I think I am gonna cut the bad billet off leaving about 3 inches, then rivet / stitch a western tie strap to the nub, can go down through a western girth, out the front, up to the d ring in the over girth, in front out back down to western girth, in back out front, pull up to tighten then buckle girth. On the off side, I will just buckle the western girth through the billet and the over girth billet.
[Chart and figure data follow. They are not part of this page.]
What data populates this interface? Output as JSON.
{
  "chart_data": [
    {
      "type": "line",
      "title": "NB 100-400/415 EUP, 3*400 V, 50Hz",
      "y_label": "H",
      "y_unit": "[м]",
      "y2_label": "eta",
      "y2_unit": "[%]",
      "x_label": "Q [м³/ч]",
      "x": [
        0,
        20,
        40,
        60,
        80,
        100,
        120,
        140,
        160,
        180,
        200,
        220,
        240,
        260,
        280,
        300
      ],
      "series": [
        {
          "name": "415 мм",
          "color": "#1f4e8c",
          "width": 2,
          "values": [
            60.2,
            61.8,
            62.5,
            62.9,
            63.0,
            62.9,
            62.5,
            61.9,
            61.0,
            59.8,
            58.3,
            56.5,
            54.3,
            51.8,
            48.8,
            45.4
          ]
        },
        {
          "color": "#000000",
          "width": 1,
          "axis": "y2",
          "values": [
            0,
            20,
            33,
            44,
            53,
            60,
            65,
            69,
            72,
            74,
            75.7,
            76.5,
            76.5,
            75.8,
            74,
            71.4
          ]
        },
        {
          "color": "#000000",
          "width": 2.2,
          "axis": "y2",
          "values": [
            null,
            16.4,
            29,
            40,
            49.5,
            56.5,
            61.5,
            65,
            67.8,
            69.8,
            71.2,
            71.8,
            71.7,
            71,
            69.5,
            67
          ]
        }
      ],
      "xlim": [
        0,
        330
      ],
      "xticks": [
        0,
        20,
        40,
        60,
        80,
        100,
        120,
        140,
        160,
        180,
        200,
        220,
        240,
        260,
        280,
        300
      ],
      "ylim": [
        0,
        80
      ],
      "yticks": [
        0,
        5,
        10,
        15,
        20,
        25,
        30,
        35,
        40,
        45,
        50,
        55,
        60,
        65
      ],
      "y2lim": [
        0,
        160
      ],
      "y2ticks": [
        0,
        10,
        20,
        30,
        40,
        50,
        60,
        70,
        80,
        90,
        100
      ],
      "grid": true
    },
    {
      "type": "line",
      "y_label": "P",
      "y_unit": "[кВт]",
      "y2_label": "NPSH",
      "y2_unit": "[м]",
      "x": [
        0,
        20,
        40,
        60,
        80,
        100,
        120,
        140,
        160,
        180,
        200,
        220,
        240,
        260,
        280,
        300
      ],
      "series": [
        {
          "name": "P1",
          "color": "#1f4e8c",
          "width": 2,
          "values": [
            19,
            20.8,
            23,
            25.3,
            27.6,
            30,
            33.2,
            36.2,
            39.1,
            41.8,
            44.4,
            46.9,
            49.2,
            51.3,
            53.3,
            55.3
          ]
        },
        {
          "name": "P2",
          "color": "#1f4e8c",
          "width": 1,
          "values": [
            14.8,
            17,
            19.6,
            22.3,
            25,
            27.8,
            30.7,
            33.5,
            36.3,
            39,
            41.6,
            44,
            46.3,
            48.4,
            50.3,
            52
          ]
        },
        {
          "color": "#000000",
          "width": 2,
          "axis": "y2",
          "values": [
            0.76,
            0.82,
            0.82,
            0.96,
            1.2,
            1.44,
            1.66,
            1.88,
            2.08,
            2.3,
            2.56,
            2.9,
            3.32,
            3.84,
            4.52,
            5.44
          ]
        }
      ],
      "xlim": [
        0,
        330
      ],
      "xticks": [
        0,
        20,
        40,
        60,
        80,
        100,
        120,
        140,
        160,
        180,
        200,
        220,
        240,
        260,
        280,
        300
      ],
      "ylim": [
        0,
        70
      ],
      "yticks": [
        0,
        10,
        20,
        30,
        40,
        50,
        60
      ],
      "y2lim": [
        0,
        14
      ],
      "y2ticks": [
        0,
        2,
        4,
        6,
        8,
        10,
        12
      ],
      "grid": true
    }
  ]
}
my other plan is to buy a set of biothane dressage billets. this will give me four much better billiet straps. Same same, cut the torn up biile toff leaving about 3 inches rivit/ stich on the new one, also gonna see if I can some how loop the billet around the tree, dont think so, looks like a nylon strap screwed to tree. My problem is when weather is good dont wanna waste time on chores, and when its nasty my shop is 8 billion degrees, humm might be time for soem AC int here, Id get alot more of these type projects done.


----------



## its lbs not miles

They make them for those of us who prefer not being limited to where the hole in the strap is. Here's an example with just a double buckle, but they come with different numbers.


----------



## TheOtherHorse

its lbs not miles said:


> They make them for those of us who prefer not being limited to where the hole in the strap is. Here's an example with just a double buckle, but they come with different numbers.


This one looks like it might be wider 1.5" buckles that might fit the aussie width billets:
https://stagecoachwest.com/catalog/...p-3343.html?osCsid=it0t5cpn21kov25op2ko67hdh7


----------



## Joe4d

those dont work for me. add too much bulk under your leg and put the D rings way to low for my liking, not to mention way too busy,


----------



## Chevaux

Inventive thinking, TheOtherHorse. I would definitely consider using something like that.

Joe4d - you mentioned the girth buckles digging into the horse. I think if work with a style like the center and bottom ones posted by TheOtherHorse, you would find that eliminated for the most part. As you see, those styles extend the 'padding' behind the buckle so that will provide a cushion between buckle and skin. I could perhaps see as the girth ages and wears that it might wrinkle and not be as protective but if that happens it's probably time to replace the girth anyway.


----------